We would also like to respectfully express our opposition to the proposal that quarterly reporting would be a burden on the European Commission so that companies can focus on the long-term perspective. The companies we work with will not be held back from greatness by a requirement to file four reports a year. Apple files a quarterly 10-Q and has $900 billion in cash equivalents. Nvidia files a quarterly 10-Q that is worth more than the GDP of most G20 countries. The entire S&P 500 has delivered a quarterly 10-Q, and the S&P 500 is at an all-time high. If quarterly reporting is killing American capitalism, American capitalism is doing a good job of hiding it. we have seen.

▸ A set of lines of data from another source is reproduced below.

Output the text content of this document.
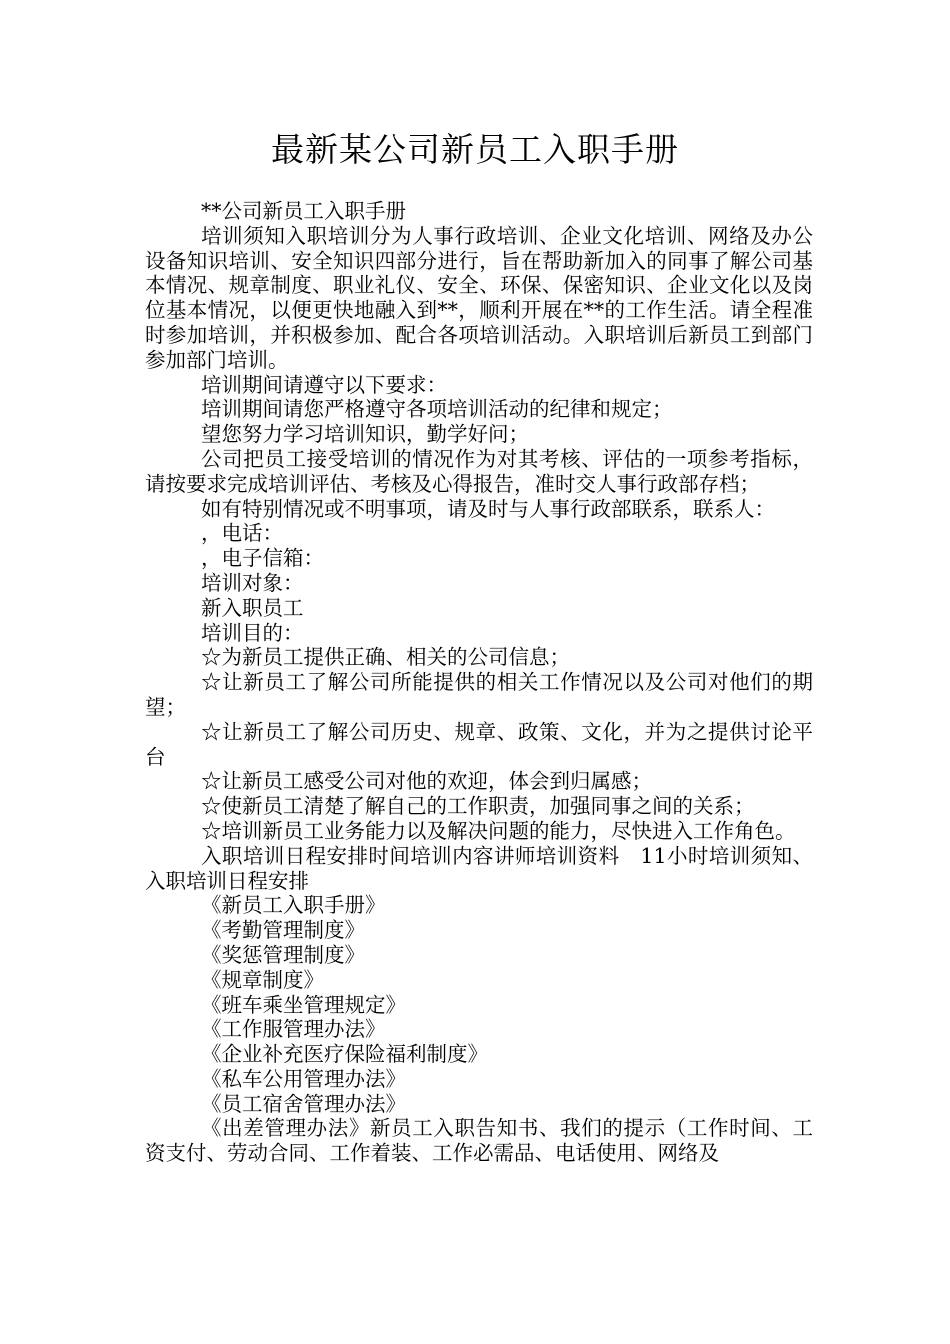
最新某公司新员工入职手册

**公司新员工入职手册

培训须知入职培训分为人事行政培训、企业文化培训、网络及办公设备知识培训、安全知识四部分进行，旨在帮助新加入的同事了解公司基本情况、规章制度、职业礼仪、安全、环保、保密知识、企业文化以及岗位基本情况，以便更快地融入到**，顺利开展在**的工作生活。请全程准时参加培训，并积极参加、配合各项培训活动。入职培训后新员工到部门参加部门培训。

培训期间请遵守以下要求：

培训期间请您严格遵守各项培训活动的纪律和规定；

望您努力学习培训知识，勤学好问；

公司把员工接受培训的情况作为对其考核、评估的一项参考指标，请按要求完成培训评估、考核及心得报告，准时交人事行政部存档；

如有特别情况或不明事项，请及时与人事行政部联系，联系人：

，电话：

，电子信箱：

培训对象：

新入职员工

培训目的：

☆为新员工提供正确、相关的公司信息；

☆让新员工了解公司所能提供的相关工作情况以及公司对他们的期望；

☆让新员工了解公司历史、规章、政策、文化，并为之提供讨论平台

☆让新员工感受公司对他的欢迎，体会到归属感；

☆使新员工清楚了解自己的工作职责，加强同事之间的关系；

☆培训新员工业务能力以及解决问题的能力，尽快进入工作角色。

入职培训日程安排时间培训内容讲师培训资料　11小时培训须知、入职培训日程安排

《新员工入职手册》

《考勤管理制度》

《奖惩管理制度》

《规章制度》

《班车乘坐管理规定》

《工作服管理办法》

《企业补充医疗保险福利制度》

《私车公用管理办法》

《员工宿舍管理办法》

《出差管理办法》新员工入职告知书、我们的提示（工作时间、工资支付、劳动合同、工作着装、工作必需品、电话使用、网络及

It’s not just a retail trade subreddit. The SEC’s claims were rejected outright by more than 120 people during the first week of the 60-day public comment period. The group also includes a number of individual investors who filed anonymously, as well as certified financial planners, hedge fund managers, and even a former SEC attorney (who, to be fair, used the opportunity to promote his book).

The proposed rule changes may even infuriate both sides of the political aisle. One anonymous financial planner wrote:[a]After years of fighting ideologically-driven rules that politicize corporate disclosure, we never expected to see a Republican-led commission decide on a gift-wrapping exemption that so clearly undermines market transparency and puts the sector at a disadvantage to everyday retail investors. ”

Even the (very) few who submitted comments in support of this rule tended to attach caveats, such as suggesting that companies publish monthly earnings and balance sheets instead of more detailed quarterly reports.

The public comment period is open until early July, and as law professor Anne Lipton (who first brought up WallStreetBets’ comments on BlueSky) recently pointed out, major institutional investors have yet to weigh in.

But so far, no one has spoken out against it more sharply than the WallStreetBets team, which has remained a vocal supporter since the GameStop craze five years ago. In the letter, he also mentions that history, saying in an understandably sarcastic tone:

Some of us are very good at this, and some of us are bad at this, in the sense of technical securities law. Many of us learned what a 10-Q is the hard way. So you bought a stock, saw the stock price drop 40% on the earnings release, and then read the tax return to find out why. That’s a stupid operational order, and we admit it. But this is also the entire system by which a generation of retail investors taught themselves how to read financial statements, and the European Commission is now proposing cutting it in half.

If you buy through links in our articles, we may earn a small commission. This does not affect editorial independence.